Quem disse que espiritualidade e limpeza étnica não combinam? “israel” está cheio de pessoas espiritualizadas que veem a aniquilação do outro como uma forma de crescimento pessoal.

Rivka Lafair é uma “facilitadora de workshops, encontros e sessões em grupo sobre temas de ioga, professora de ioga feminina e desenvolvimento pessoal”. Ela mora no assentamento de Shiloh, no sul da Cisjordânia, e se autodenomina uma “judia orgulhosa” que “pensa fora da caixa”. Adorável. Além disso, ela também quer aniquilar e expulsar dois milhões de seres humanos da Faixa de Gaza.

Por Alon Idan*

Lafair pertence a uma corrente dentro do judaísmo israelense que pode ser descrita como “iognazis”: pessoas cujo espiritualismo sustenta seu nazismo. Eles são um substrato relativamente novo – embora com raízes profundas na cultura local – que ganhou popularidade desde 7 de outubro, em grande parte devido à sua capacidade de unir conceitos que, superficialmente, parecem opostos: espiritualidade e aniquilação, empoderamento e expulsão, ioga e fome, retiros e bombardeios radicais.

Lafair acredita que “a música tem o poder de alterar nossa consciência”, mas também que expulsar e aniquilar dois milhões de habitantes de Gaza começa com “alterar a própria consciência”. Para ter sucesso nessa importante mudança cognitiva, precisamos entender que “temos um inimigo aqui – que olhamos nos olhos e eliminamos”. Sim, olhe-os nos olhos – não faça isso pelas costas, porque precisamos estar em contato direto e imediato com aqueles que estamos aniquilando.

E para deixar claro que por “inimigo” ela não se refere apenas aos terroristas do Hamas, ela esclarece: “Estamos comprometidos em nos vingar e destruir Gaza. Da infância à velhice.” Ela completa com um versículo bíblico apropriado: “Apagarás a lembrança de Amaleque de debaixo do céu; não te esquecerás.”

Lafair entende que as pessoas tendem a ficar confusas ao se depararem com essa dissonância entre espiritualidade e aniquilação. Por isso, em um de seus vídeos, ela tem “uma mensagem para todos que não entendem como é possível ser espiritual, ensinar ioga e realizar retiros, enquanto clama pela expulsão e aniquilação do seu inimigo.”

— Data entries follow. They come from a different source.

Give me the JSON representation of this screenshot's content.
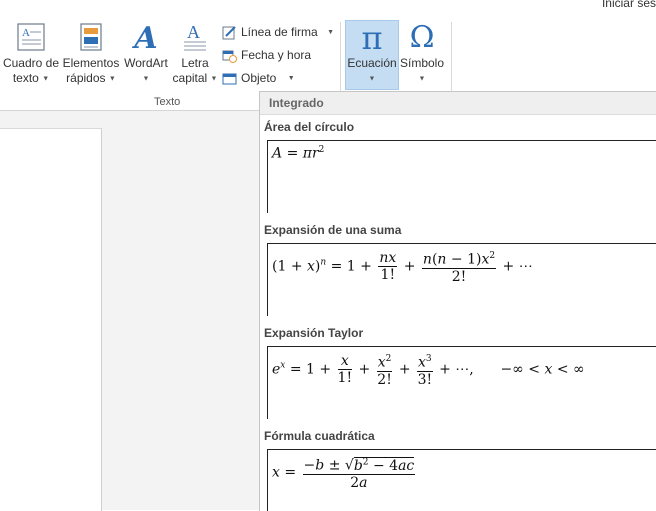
{
  "topbar": {
    "signin_label": "Iniciar ses"
  },
  "ribbon": {
    "buttons": {
      "textbox": {
        "line1": "Cuadro de",
        "line2": "texto"
      },
      "quickparts": {
        "line1": "Elementos",
        "line2": "rápidos"
      },
      "wordart": {
        "line1": "WordArt"
      },
      "dropcap": {
        "line1": "Letra",
        "line2": "capital"
      },
      "signature": {
        "label": "Línea de firma"
      },
      "datetime": {
        "label": "Fecha y hora"
      },
      "object": {
        "label": "Objeto"
      },
      "equation": {
        "line1": "Ecuación"
      },
      "symbol": {
        "line1": "Símbolo"
      }
    },
    "group_text_label": "Texto",
    "icons": {
      "equation_glyph": "π",
      "symbol_glyph": "Ω",
      "wordart_glyph": "A",
      "dropcap_glyph": "A"
    }
  },
  "gallery": {
    "header": "Integrado",
    "sections": [
      {
        "title": "Área del círculo",
        "formula": "A = πr²"
      },
      {
        "title": "Expansión de una suma",
        "formula": "(1 + x)ⁿ = 1 + nx/1! + n(n − 1)x²/2! + ⋯"
      },
      {
        "title": "Expansión Taylor",
        "formula": "eˣ = 1 + x/1! + x²/2! + x³/3! + ⋯,   −∞ < x < ∞"
      },
      {
        "title": "Fórmula cuadrática",
        "formula": "x = (−b ± √(b² − 4ac))/2a"
      }
    ]
  },
  "colors": {
    "accent_blue": "#2b579a",
    "equation_highlight": "#c5ddf3",
    "icon_blue": "#2e6eb5"
  }
}
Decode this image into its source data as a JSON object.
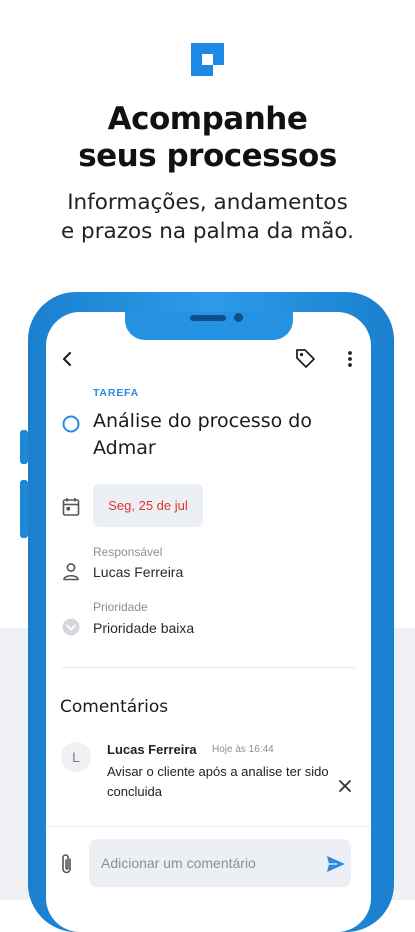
{
  "promo": {
    "headline_line1": "Acompanhe",
    "headline_line2": "seus processos",
    "subline_line1": "Informações, andamentos",
    "subline_line2": "e prazos na palma da mão.",
    "brand_color": "#1e88e5"
  },
  "app": {
    "header": {
      "back_icon": "chevron-left-icon",
      "tag_icon": "tag-icon",
      "more_icon": "more-vertical-icon"
    },
    "task": {
      "kind": "TAREFA",
      "title": "Análise do processo do Admar",
      "due_date": "Seg, 25 de jul",
      "due_date_color": "#e03232",
      "responsible_label": "Responsável",
      "responsible_value": "Lucas Ferreira",
      "priority_label": "Prioridade",
      "priority_value": "Prioridade baixa"
    },
    "comments": {
      "heading": "Comentários",
      "items": [
        {
          "avatar_initial": "L",
          "author": "Lucas Ferreira",
          "time": "Hoje às 16:44",
          "text": "Avisar o cliente após a analise ter sido concluida"
        }
      ]
    },
    "composer": {
      "placeholder": "Adicionar um comentário",
      "accent_color": "#2b8ae0"
    }
  }
}
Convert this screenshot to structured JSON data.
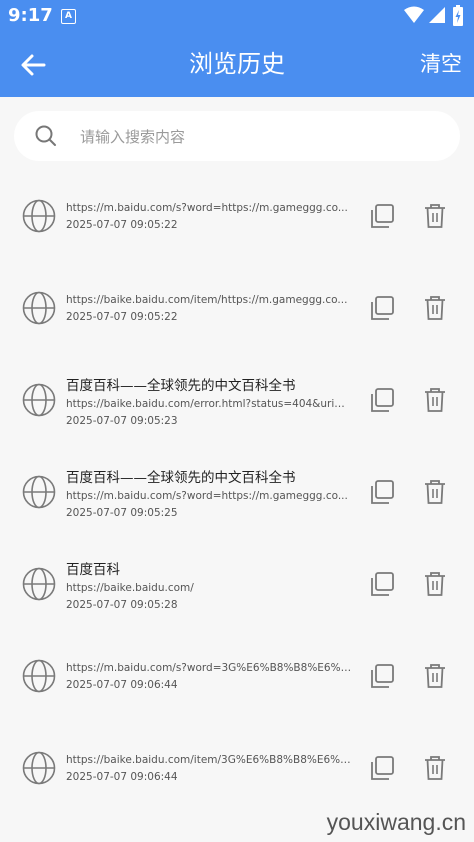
{
  "status": {
    "time": "9:17",
    "notification_badge": "A"
  },
  "appbar": {
    "title": "浏览历史",
    "clear_label": "清空"
  },
  "search": {
    "placeholder": "请输入搜索内容",
    "value": ""
  },
  "history": [
    {
      "title": "",
      "url": "https://m.baidu.com/s?word=https://m.gameggg.co...",
      "time": "2025-07-07 09:05:22"
    },
    {
      "title": "",
      "url": "https://baike.baidu.com/item/https://m.gameggg.co...",
      "time": "2025-07-07 09:05:22"
    },
    {
      "title": "百度百科——全球领先的中文百科全书",
      "url": "https://baike.baidu.com/error.html?status=404&uri=/i...",
      "time": "2025-07-07 09:05:23"
    },
    {
      "title": "百度百科——全球领先的中文百科全书",
      "url": "https://m.baidu.com/s?word=https://m.gameggg.co...",
      "time": "2025-07-07 09:05:25"
    },
    {
      "title": "百度百科",
      "url": "https://baike.baidu.com/",
      "time": "2025-07-07 09:05:28"
    },
    {
      "title": "",
      "url": "https://m.baidu.com/s?word=3G%E6%B8%B8%E6%88...",
      "time": "2025-07-07 09:06:44"
    },
    {
      "title": "",
      "url": "https://baike.baidu.com/item/3G%E6%B8%B8%E6%88...",
      "time": "2025-07-07 09:06:44"
    }
  ],
  "icons": {
    "back": "arrow-left-icon",
    "search": "search-icon",
    "entry": "globe-icon",
    "copy": "copy-icon",
    "delete": "trash-icon"
  },
  "colors": {
    "primary": "#4a8ef0",
    "background": "#f7f7f7",
    "icon": "#7a7a7a"
  },
  "watermark": "youxiwang.cn"
}
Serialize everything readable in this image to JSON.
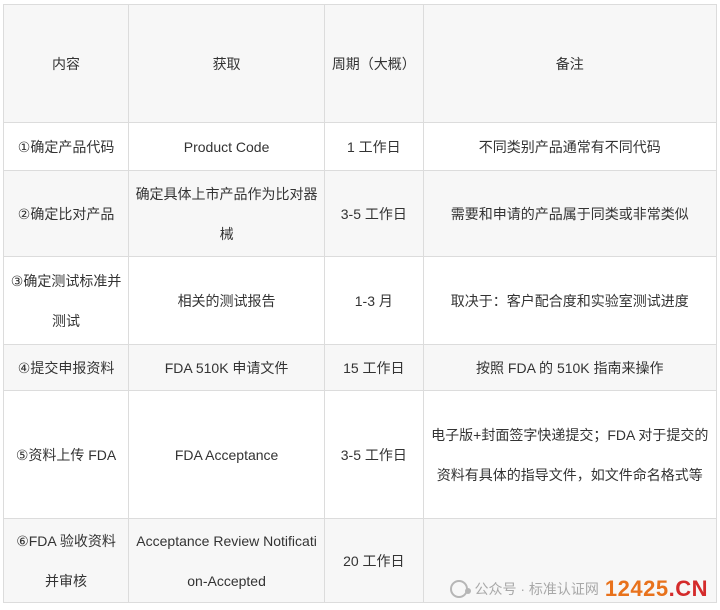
{
  "table": {
    "headers": [
      "内容",
      "获取",
      "周期（大概）",
      "备注"
    ],
    "rows": [
      {
        "content": "①确定产品代码",
        "obtain": "Product Code",
        "period": "1 工作日",
        "note": "不同类别产品通常有不同代码"
      },
      {
        "content": "②确定比对产品",
        "obtain": "确定具体上市产品作为比对器械",
        "period": "3-5 工作日",
        "note": "需要和申请的产品属于同类或非常类似"
      },
      {
        "content": "③确定测试标准并测试",
        "obtain": "相关的测试报告",
        "period": "1-3 月",
        "note": "取决于：客户配合度和实验室测试进度"
      },
      {
        "content": "④提交申报资料",
        "obtain": "FDA 510K 申请文件",
        "period": "15 工作日",
        "note": "按照 FDA 的 510K 指南来操作"
      },
      {
        "content": "⑤资料上传 FDA",
        "obtain": "FDA Acceptance",
        "period": "3-5 工作日",
        "note": "电子版+封面签字快递提交；FDA 对于提交的资料有具体的指导文件，如文件命名格式等"
      },
      {
        "content": "⑥FDA 验收资料并审核",
        "obtain": "Acceptance Review Notification-Accepted",
        "period": "20 工作日",
        "note": ""
      }
    ]
  },
  "watermark": {
    "label": "公众号 · 标准认证网",
    "badge_digits": "12425",
    "badge_suffix": ".CN",
    "icon": "wechat-icon"
  }
}
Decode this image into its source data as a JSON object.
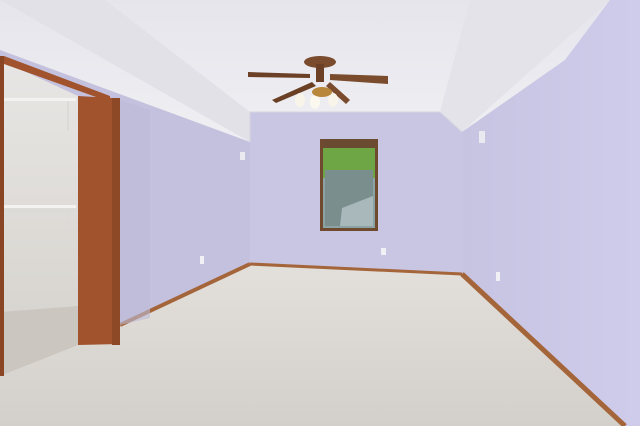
{
  "scene": {
    "kind": "photo",
    "subject": "empty-bedroom-with-vaulted-ceiling",
    "colors": {
      "wall": "#c9c6e3",
      "wall_shadow": "#b9b6d4",
      "ceiling": "#e9e8ee",
      "carpet": "#d9d6d2",
      "trim": "#a5653a",
      "door_frame": "#a0532c",
      "window_glass": "#6f8a86",
      "foliage": "#6fa645"
    },
    "icons": [
      "ceiling-fan-icon",
      "window-icon",
      "outlet-icon",
      "air-vent-icon"
    ]
  }
}
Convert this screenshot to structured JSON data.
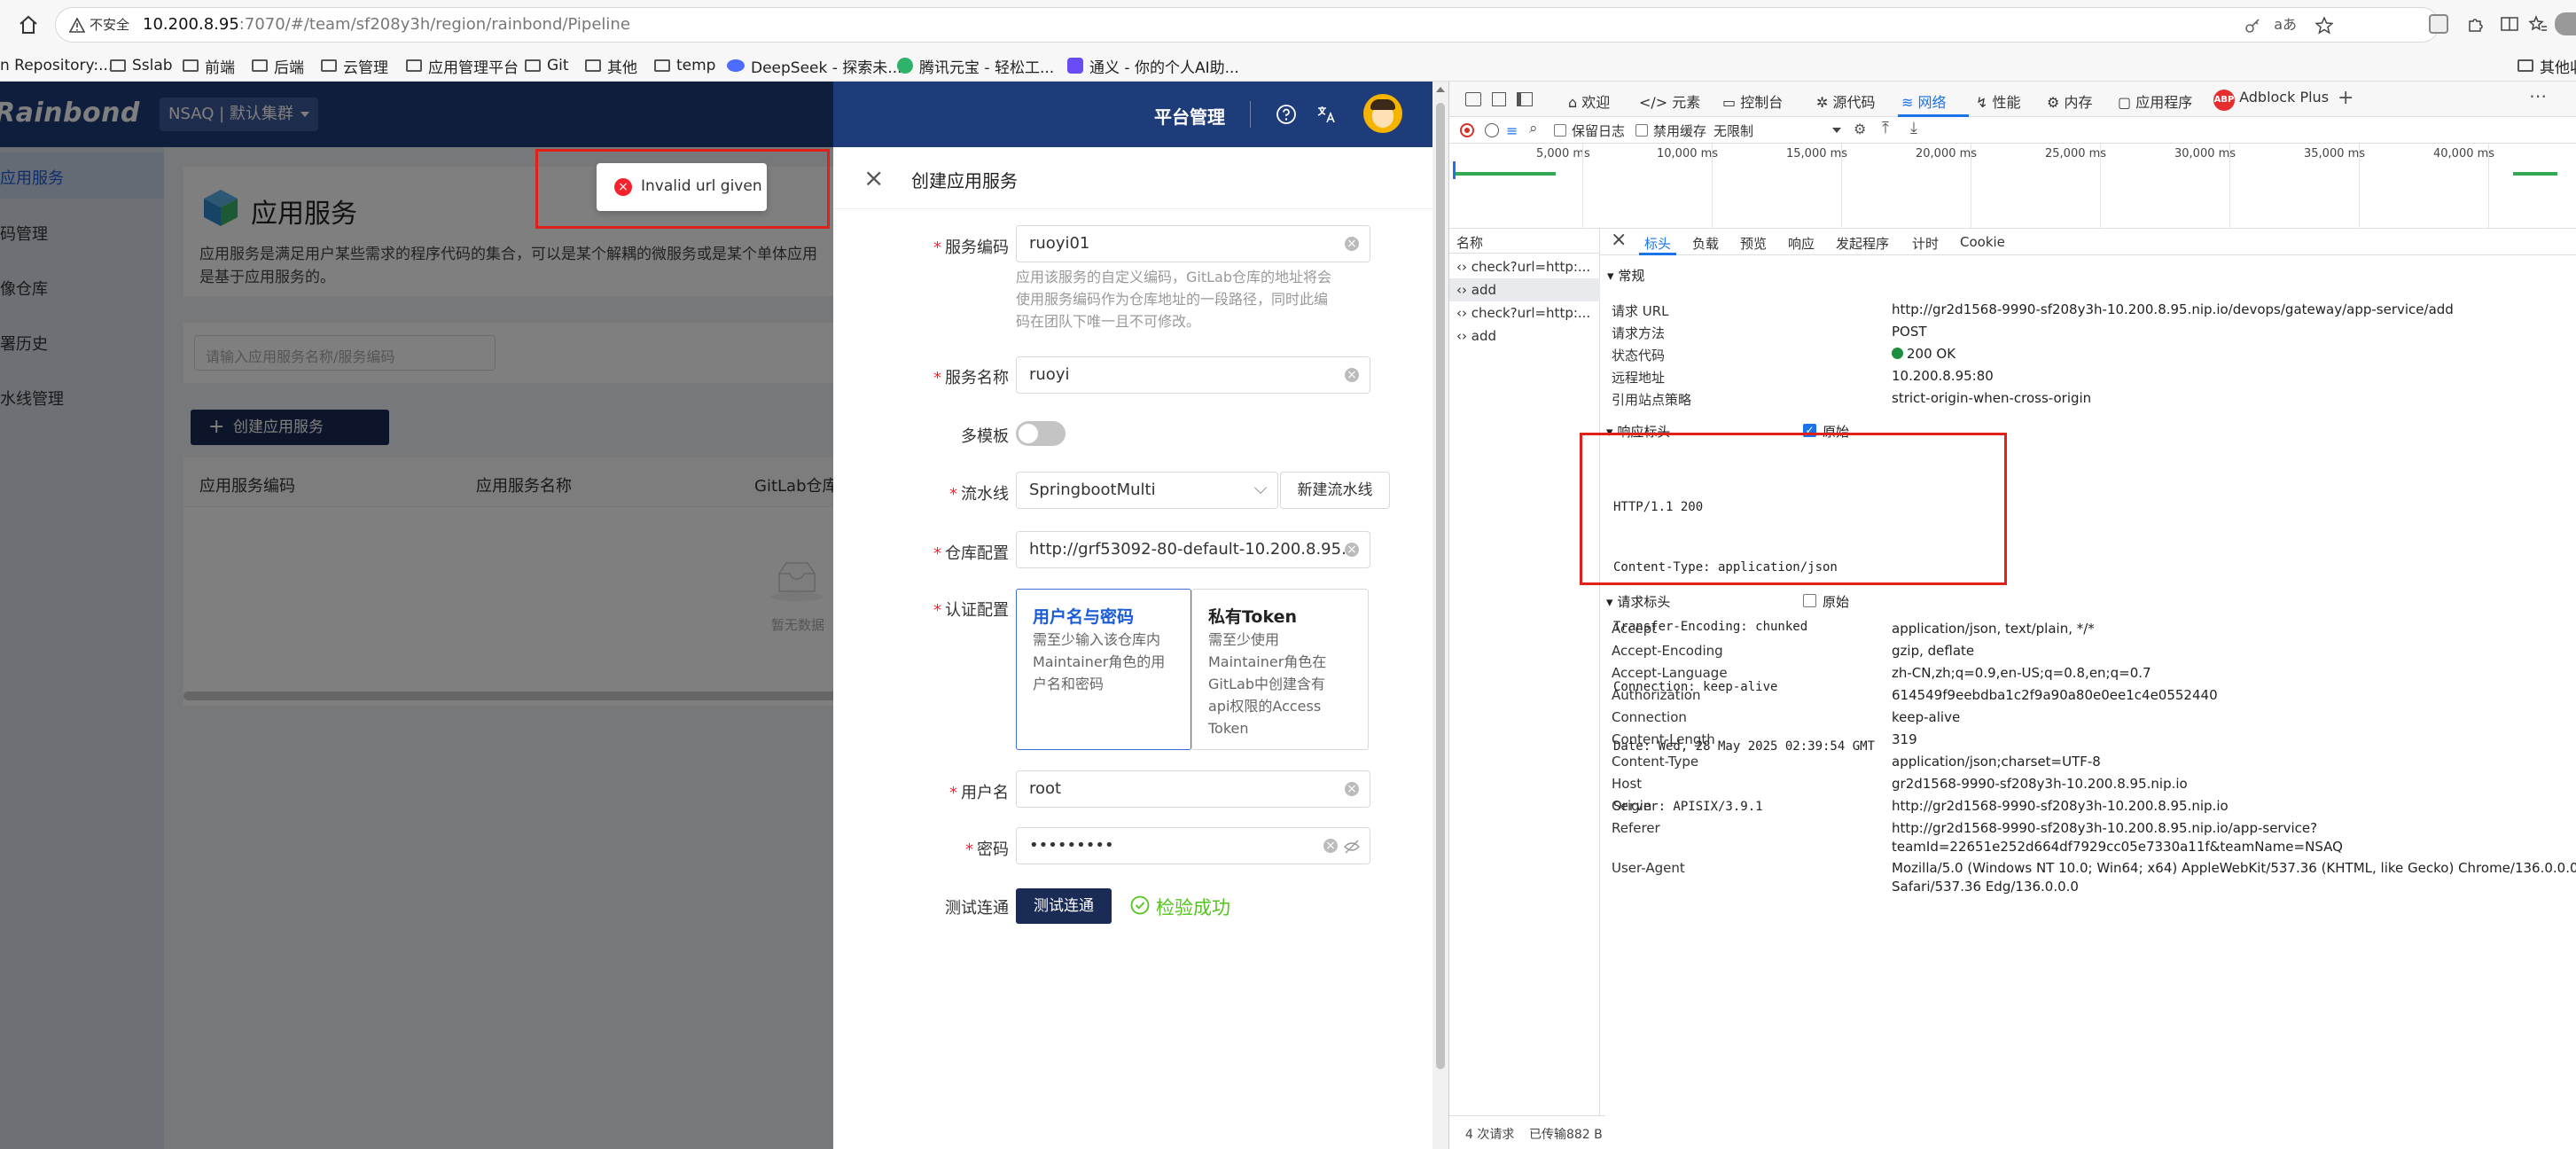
{
  "browser": {
    "security_label": "不安全",
    "url": "10.200.8.95:7070/#/team/sf208y3h/region/rainbond/Pipeline",
    "url_host": "10.200.8.95",
    "url_rest": ":7070/#/team/sf208y3h/region/rainbond/Pipeline",
    "bookmarks": [
      "n Repository:...",
      "Sslab",
      "前端",
      "后端",
      "云管理",
      "应用管理平台",
      "Git",
      "其他",
      "temp",
      "DeepSeek - 探索未...",
      "腾讯元宝 - 轻松工...",
      "通义 - 你的个人AI助..."
    ],
    "bookmarks_right": "其他收"
  },
  "app": {
    "logo": "Rainbond",
    "cluster": "NSAQ | 默认集群",
    "platform_label": "平台管理",
    "sidebar": [
      "应用服务",
      "码管理",
      "像仓库",
      "署历史",
      "水线管理"
    ],
    "page_title": "应用服务",
    "page_desc_1": "应用服务是满足用户某些需求的程序代码的集合，可以是某个解耦的微服务或是某个单体应用",
    "page_desc_2": "是基于应用服务的。",
    "search_placeholder": "请输入应用服务名称/服务编码",
    "create_button": "创建应用服务",
    "columns": [
      "应用服务编码",
      "应用服务名称",
      "GitLab仓库"
    ],
    "empty_text": "暂无数据"
  },
  "toast": {
    "message": "Invalid url given"
  },
  "drawer": {
    "title": "创建应用服务",
    "service_code_label": "服务编码",
    "service_code_value": "ruoyi01",
    "service_code_help": [
      "应用该服务的自定义编码，GitLab仓库的地址将会",
      "使用服务编码作为仓库地址的一段路径，同时此编",
      "码在团队下唯一且不可修改。"
    ],
    "service_name_label": "服务名称",
    "service_name_value": "ruoyi",
    "multi_template_label": "多模板",
    "pipeline_label": "流水线",
    "pipeline_value": "SpringbootMulti",
    "new_pipeline_button": "新建流水线",
    "repo_label": "仓库配置",
    "repo_value": "http://grf53092-80-default-10.200.8.95.nip.i",
    "auth_label": "认证配置",
    "auth_opt1_title": "用户名与密码",
    "auth_opt1_desc": [
      "需至少输入该仓库内",
      "Maintainer角色的用",
      "户名和密码"
    ],
    "auth_opt2_title": "私有Token",
    "auth_opt2_desc": [
      "需至少使用",
      "Maintainer角色在",
      "GitLab中创建含有",
      "api权限的Access",
      "Token"
    ],
    "username_label": "用户名",
    "username_value": "root",
    "password_label": "密码",
    "password_value": "•••••••••",
    "test_label": "测试连通",
    "test_button": "测试连通",
    "test_result": "检验成功"
  },
  "devtools": {
    "tabs": [
      "欢迎",
      "元素",
      "控制台",
      "源代码",
      "网络",
      "性能",
      "内存",
      "应用程序",
      "Adblock Plus"
    ],
    "toolbar": {
      "preserve_log": "保留日志",
      "disable_cache": "禁用缓存",
      "throttle": "无限制"
    },
    "timeline": [
      "5,000 ms",
      "10,000 ms",
      "15,000 ms",
      "20,000 ms",
      "25,000 ms",
      "30,000 ms",
      "35,000 ms",
      "40,000 ms"
    ],
    "name_header": "名称",
    "requests": [
      "check?url=http:...",
      "add",
      "check?url=http:...",
      "add"
    ],
    "detail_tabs": [
      "标头",
      "负载",
      "预览",
      "响应",
      "发起程序",
      "计时",
      "Cookie"
    ],
    "general_title": "常规",
    "general": [
      {
        "k": "请求 URL",
        "v": "http://gr2d1568-9990-sf208y3h-10.200.8.95.nip.io/devops/gateway/app-service/add"
      },
      {
        "k": "请求方法",
        "v": "POST"
      },
      {
        "k": "状态代码",
        "v": "200 OK"
      },
      {
        "k": "远程地址",
        "v": "10.200.8.95:80"
      },
      {
        "k": "引用站点策略",
        "v": "strict-origin-when-cross-origin"
      }
    ],
    "response_headers_title": "响应标头",
    "raw_label": "原始",
    "raw_response": [
      "HTTP/1.1 200",
      "Content-Type: application/json",
      "Transfer-Encoding: chunked",
      "Connection: keep-alive",
      "Date: Wed, 28 May 2025 02:39:54 GMT",
      "Server: APISIX/3.9.1"
    ],
    "request_headers_title": "请求标头",
    "request_headers": [
      {
        "k": "Accept",
        "v": "application/json, text/plain, */*"
      },
      {
        "k": "Accept-Encoding",
        "v": "gzip, deflate"
      },
      {
        "k": "Accept-Language",
        "v": "zh-CN,zh;q=0.9,en-US;q=0.8,en;q=0.7"
      },
      {
        "k": "Authorization",
        "v": "614549f9eebdba1c2f9a90a80e0ee1c4e0552440"
      },
      {
        "k": "Connection",
        "v": "keep-alive"
      },
      {
        "k": "Content-Length",
        "v": "319"
      },
      {
        "k": "Content-Type",
        "v": "application/json;charset=UTF-8"
      },
      {
        "k": "Host",
        "v": "gr2d1568-9990-sf208y3h-10.200.8.95.nip.io"
      },
      {
        "k": "Origin",
        "v": "http://gr2d1568-9990-sf208y3h-10.200.8.95.nip.io"
      },
      {
        "k": "Referer",
        "v": "http://gr2d1568-9990-sf208y3h-10.200.8.95.nip.io/app-service?",
        "v2": "teamId=22651e252d664df7929cc05e7330a11f&teamName=NSAQ"
      },
      {
        "k": "User-Agent",
        "v": "Mozilla/5.0 (Windows NT 10.0; Win64; x64) AppleWebKit/537.36 (KHTML, like Gecko) Chrome/136.0.0.0",
        "v2": "Safari/537.36 Edg/136.0.0.0"
      }
    ],
    "status_bar": {
      "requests": "4 次请求",
      "transferred": "已传输882 B"
    }
  },
  "colors": {
    "header": "#1e3c7a",
    "primary": "#1a2b55",
    "success": "#52c41a",
    "error": "#f5222d",
    "highlight_box": "#e0201b",
    "devtools_active": "#1a73e8"
  }
}
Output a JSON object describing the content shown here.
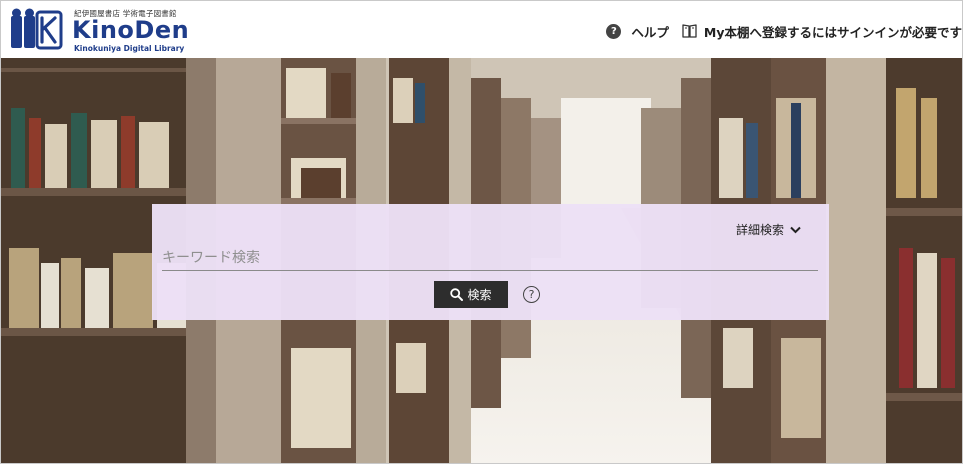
{
  "header": {
    "logo": {
      "org_jp": "紀伊國屋書店 学術電子図書館",
      "name": "KinoDen",
      "subtitle": "Kinokuniya Digital Library"
    },
    "help_label": "ヘルプ",
    "myshelf_label": "My本棚へ登録するにはサインインが必要です"
  },
  "search": {
    "advanced_label": "詳細検索",
    "placeholder": "キーワード検索",
    "value": "",
    "button_label": "検索",
    "help_symbol": "?"
  },
  "colors": {
    "brand": "#1f3d8a",
    "panel": "#ece0f6",
    "button": "#2d2d2d"
  },
  "icons": [
    "kinoden-logo-icon",
    "help-circle-icon",
    "bookshelf-icon",
    "chevron-down-icon",
    "search-icon",
    "question-circle-icon"
  ]
}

De fato, sua resposta é simples: “Amo meu povo com um amor eterno e odeio meu inimigo com um ódio eterno… Um não contradiz o outro. Uma pessoa pode ser repleta de valores e amor e, ao mesmo tempo… também sabe o que é certo e o que é errado, permanece firme contra seu inimigo e sabe o que deve ser feito com ele.”

Então, o que deve ser feito com eles? (Xiiiii… não conte a ninguém.)

M., a mesma mulher que cuida de crianças “com uma abordagem gentil e acolhedora”, explica: “Sabe de uma coisa? Depois de 7 de outubro, não tenho um pingo de compaixão por ninguém lá. Nem mesmo pelas crianças.”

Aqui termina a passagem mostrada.